You can get one solution from this grid:

Code: Select all

+---------++---------+---------+
| 1 2 3 4 || 5 6 7 8 | 9 a b c | Set 1
| 5 6 7 8 || 9 a b c | 1 2 3 4 | Set 2
| 9 a b c || 1 2 3 4 | 5 6 7 8 | Set 3
+---------++---------+---------+
| 2 3 4 1 || 6 7 8 5 | a b c 9 | Set 1
| 6 7 8 5 || a b c 9 | 2 3 4 1 | Set 2
| a b c 9 || 2 3 4 1 | 6 7 8 5 | Set 3
+---------++---------+---------+
| 3 4 1 2 || 7 8 5 6 | b c 9 a | Set 1
| 7 8 5 6 || b c 9 a | 3 4 1 2 | Set 2
| b c 9 a || 3 4 1 2 | 7 8 5 6 | Set 3
+---------++---------+---------+
| 4 1 2 3 || 8 5 6 7 | c 9 a b | Set 1
| 8 5 6 7 || c 9 a b | 4 1 2 3 | Set 2
| c 9 a b || 4 1 2 3 | 8 5 6 7 | Set 3
+---------++---------+---------+

David P Bird wrote:Each row must contain one of each number which means each number must be ommitted once only.
We can therefore compose an 8th row containing the ommitted numbers out of the 8 valid ones for each column.
Now try a methodical method of diagonally placing each number in the other 7 columns where it must appear.

Thank you for your reply. How do I determine which numbers must be omitted per column? I've made it down to the last row and it doesn't seem to work. Is this puzzle impossible to solve?

HelpPlease wrote:Thank you for your reply. How do I determine which numbers must be omitted per column? I've made it down to the last row and it doesn't seem to work. Is this puzzle impossible to solve?

OK, I’m trying to give you a lead on how to tackle this problem rather than spoiling it for you.
There are multiple solutions possible but it’s easiest to look for a very ordered one.

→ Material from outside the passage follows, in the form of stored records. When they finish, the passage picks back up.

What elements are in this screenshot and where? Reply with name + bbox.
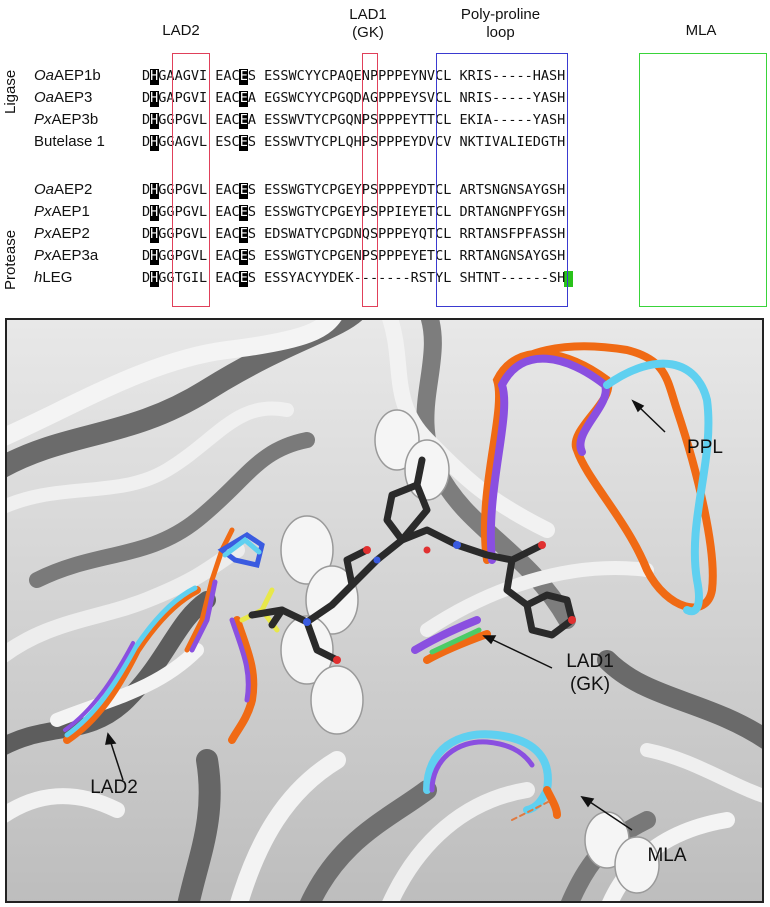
lad2-label: LAD2	[90, 777, 138, 798]
row-name: OaAEP1b	[34, 67, 101, 84]
protease-group-label: Protease	[2, 229, 19, 290]
row-name: PxAEP3a	[34, 247, 98, 264]
row-name-label: AEP1	[51, 203, 90, 220]
lad1-label: LAD1 (GK)	[555, 650, 625, 696]
row-name-prefix: Oa	[34, 181, 55, 198]
conserved-residue-highlight	[149, 183, 159, 199]
row-name-prefix: h	[34, 269, 43, 286]
ppl-header-line2: loop	[486, 24, 515, 41]
glycosylation-highlight	[563, 271, 573, 287]
sequence-row: DHGGAGVL ESCES ESSWVTYCPLQHPSPPPEYDVCV N…	[142, 134, 566, 150]
structure-panel: PPL LAD1 (GK) LAD2 MLA	[5, 318, 764, 903]
row-name-prefix: Oa	[34, 67, 55, 84]
conserved-residue-highlight	[238, 249, 249, 265]
row-name: PxAEP3b	[34, 111, 98, 128]
row-name: OaAEP2	[34, 181, 92, 198]
sequence-row: DHGGPGVL EACES ESSWGTYCPGEYPSPPIEYETCL D…	[142, 204, 566, 220]
conserved-residue-highlight	[149, 227, 159, 243]
row-name-label: AEP1b	[54, 67, 101, 84]
row-name-prefix: Px	[34, 225, 52, 242]
row-name-label: AEP2	[54, 181, 93, 198]
lad1-box	[362, 53, 378, 307]
protein-structure	[7, 320, 762, 901]
conserved-residue-highlight	[238, 113, 249, 129]
row-name: OaAEP3	[34, 89, 92, 106]
row-name-label: AEP3b	[51, 111, 99, 128]
row-name-prefix: Px	[34, 111, 52, 128]
ppl-header: Poly-proline loop	[433, 6, 568, 42]
conserved-residue-highlight	[149, 249, 159, 265]
conserved-residue-highlight	[149, 113, 159, 129]
row-name-prefix: Px	[34, 203, 52, 220]
sequence-row: DHGGPGVL EACES ESSWGTYCPGEYPSPPPEYDTCL A…	[142, 182, 566, 198]
row-name-label: AEP2	[51, 225, 90, 242]
sequence-row: DHGAAGVI EACES ESSWCYYCPAQENPPPPEYNVCL K…	[142, 68, 566, 84]
sequence-row: DHGGPGVL EACES EDSWATYCPGDNQSPPPEYQTCL R…	[142, 226, 566, 242]
mla-header: MLA	[685, 22, 717, 39]
row-name-label: Butelase 1	[34, 133, 105, 150]
ppl-label: PPL	[687, 437, 723, 458]
conserved-residue-highlight	[238, 135, 249, 151]
ppl-box	[436, 53, 568, 307]
row-name-label: AEP3a	[51, 247, 99, 264]
lad1-header-line2: (GK)	[352, 24, 384, 41]
sequence-row: DHGGPGVL EACES ESSWGTYCPGENPSPPPEYETCL R…	[142, 248, 566, 264]
conserved-residue-highlight	[149, 69, 159, 85]
lad1-header: LAD1 (GK)	[333, 6, 403, 42]
lad1-header-line1: LAD1	[349, 6, 387, 23]
row-name-label: AEP3	[54, 89, 93, 106]
conserved-residue-highlight	[149, 271, 159, 287]
mla-box	[639, 53, 767, 307]
lad1-label-line2: (GK)	[569, 674, 611, 695]
conserved-residue-highlight	[238, 183, 249, 199]
conserved-residue-highlight	[149, 91, 159, 107]
row-name: PxAEP2	[34, 225, 90, 242]
row-name: PxAEP1	[34, 203, 90, 220]
row-name-label: LEG	[42, 269, 73, 286]
lad1-label-line1: LAD1	[566, 651, 614, 672]
sequence-row: DHGGPGVL EACEA ESSWVTYCPGQNPSPPPEYTTCL E…	[142, 112, 566, 128]
conserved-residue-highlight	[238, 205, 249, 221]
sequence-row: DHGGTGIL EACES ESSYACYYDEK-------RSTYL S…	[142, 270, 566, 286]
row-name: hLEG	[34, 269, 72, 286]
conserved-residue-highlight	[238, 227, 249, 243]
row-name-prefix: Oa	[34, 89, 55, 106]
conserved-residue-highlight	[149, 205, 159, 221]
row-name: Butelase 1	[34, 133, 105, 150]
row-name-prefix: Px	[34, 247, 52, 264]
mla-label: MLA	[647, 845, 687, 866]
lad2-box	[172, 53, 210, 307]
ligase-group-label: Ligase	[2, 69, 19, 114]
sequence-row: DHGAPGVI EACEA EGSWCYYCPGQDAGPPPEYSVCL N…	[142, 90, 566, 106]
lad2-header: LAD2	[162, 22, 200, 39]
conserved-residue-highlight	[149, 135, 159, 151]
conserved-residue-highlight	[238, 91, 249, 107]
ppl-header-line1: Poly-proline	[460, 6, 541, 23]
conserved-residue-highlight	[238, 271, 249, 287]
conserved-residue-highlight	[238, 69, 249, 85]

Add in that ‘missing’ 8th row so that every digit must be used once in each row with the rules for the sets staying the same.
Take each digit in turn and place it in a diagonal set of cells in the sets where it’s allowed to ensure it occurs 8 times.
Do this in an orderly way and you should be able to fill every cell.

Each time you find a solution it can be scrambled by swapping the rows, and the columns and digits in their respective sets.
This will give hundreds of possible solutions but which will all be essentially the same.